Dans les pas de Trisha Brown ★☆☆☆

Trisha Brown (1936-2017) est l’une des plus grandes chorégraphes contemporaines. Dans les années 60-70, avec Merce Cunningham et Anna Halprin, elle a déconstruit les codes de la danse classique pour inventer une nouvelle forme d’expression corporelle. Danse hors les murs, danse sans musique, elle fait primer la spontanéité du corps sur la joliesse de ses mouvements.

Glacial Decoy (1979) est une de ses œuvres fondatrices. Cette pièce fait son entrée au répertoire de l’Opéra de Paris (poke à mon ami Jean-Philippe Thiellay). La documentariste Marie-Hélène Rebois en filme les répétitions dans les combles du Palais-Garnier. Deux danseuses de Trisha Brown, qui malgré leurs soixante passées conservent un sacré dynamisme, encadrent les jeunes étoiles de l’Opéra. Le choc des cultures est étonnant : on admire la facilité avec laquelle des ballerines formées à la danse classique acceptent de rompre avec leurs repères – même si on regrette que la caméra ne les ait pas observées plus tôt, lors de la toute première répétition qu’on imagine volontiers détonante.
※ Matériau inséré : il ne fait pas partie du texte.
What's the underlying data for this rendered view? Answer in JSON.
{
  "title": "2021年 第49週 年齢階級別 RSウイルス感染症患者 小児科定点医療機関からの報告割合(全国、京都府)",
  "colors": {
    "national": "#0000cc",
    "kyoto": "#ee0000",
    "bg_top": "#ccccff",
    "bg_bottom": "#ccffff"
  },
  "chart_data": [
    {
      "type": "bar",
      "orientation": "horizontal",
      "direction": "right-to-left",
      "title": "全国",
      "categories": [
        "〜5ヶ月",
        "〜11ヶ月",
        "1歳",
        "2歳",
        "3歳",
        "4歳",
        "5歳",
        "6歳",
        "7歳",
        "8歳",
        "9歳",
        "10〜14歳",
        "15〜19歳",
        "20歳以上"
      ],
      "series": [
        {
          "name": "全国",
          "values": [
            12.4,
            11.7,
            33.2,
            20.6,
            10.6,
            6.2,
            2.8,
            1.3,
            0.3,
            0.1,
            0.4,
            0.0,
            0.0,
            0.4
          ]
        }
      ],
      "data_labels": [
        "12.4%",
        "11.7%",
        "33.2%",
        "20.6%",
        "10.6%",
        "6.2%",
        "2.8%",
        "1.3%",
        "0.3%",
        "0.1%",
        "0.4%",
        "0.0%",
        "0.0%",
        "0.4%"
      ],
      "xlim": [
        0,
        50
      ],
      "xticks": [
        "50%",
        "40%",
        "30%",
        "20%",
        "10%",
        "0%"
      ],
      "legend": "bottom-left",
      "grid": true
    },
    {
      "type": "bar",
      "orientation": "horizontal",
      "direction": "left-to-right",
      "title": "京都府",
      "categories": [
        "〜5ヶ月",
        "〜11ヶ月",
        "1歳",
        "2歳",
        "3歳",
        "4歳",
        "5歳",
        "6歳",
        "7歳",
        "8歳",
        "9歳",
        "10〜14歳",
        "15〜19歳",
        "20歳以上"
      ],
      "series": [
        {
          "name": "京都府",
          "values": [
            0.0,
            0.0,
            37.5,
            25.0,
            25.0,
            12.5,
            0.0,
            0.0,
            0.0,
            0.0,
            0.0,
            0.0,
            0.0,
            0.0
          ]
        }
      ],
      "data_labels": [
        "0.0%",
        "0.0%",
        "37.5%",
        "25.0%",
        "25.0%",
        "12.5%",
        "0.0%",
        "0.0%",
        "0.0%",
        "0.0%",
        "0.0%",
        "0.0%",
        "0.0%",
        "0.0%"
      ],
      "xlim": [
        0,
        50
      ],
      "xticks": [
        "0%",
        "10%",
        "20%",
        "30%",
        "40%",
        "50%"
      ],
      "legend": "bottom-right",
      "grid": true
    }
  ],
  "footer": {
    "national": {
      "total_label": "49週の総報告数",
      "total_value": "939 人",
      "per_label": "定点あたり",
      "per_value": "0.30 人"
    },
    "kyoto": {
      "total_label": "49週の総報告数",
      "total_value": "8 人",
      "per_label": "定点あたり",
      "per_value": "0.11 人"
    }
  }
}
Mais hélas, le documentaire, qui se borne à suivre ses répétitions répétitives, peine à tenir la durée. On dira qu’il s’agit d’un documentaire sur la transmission entre générations ; mais l’argument ne tient guère tant l’absence de complicité entre les deux professeures américaines – qui tentent vainement de s’exprimer en français – et leurs élèves appliquées est flagrante. On aurait pu espérer qu’il décode la danse de Trisha Brown ; mais il refuse cet effort pourtant utile de pédagogie. Et quand le rideau se lève sur la générale, le documentaire se termine, laissant le spectateur à sa frustration.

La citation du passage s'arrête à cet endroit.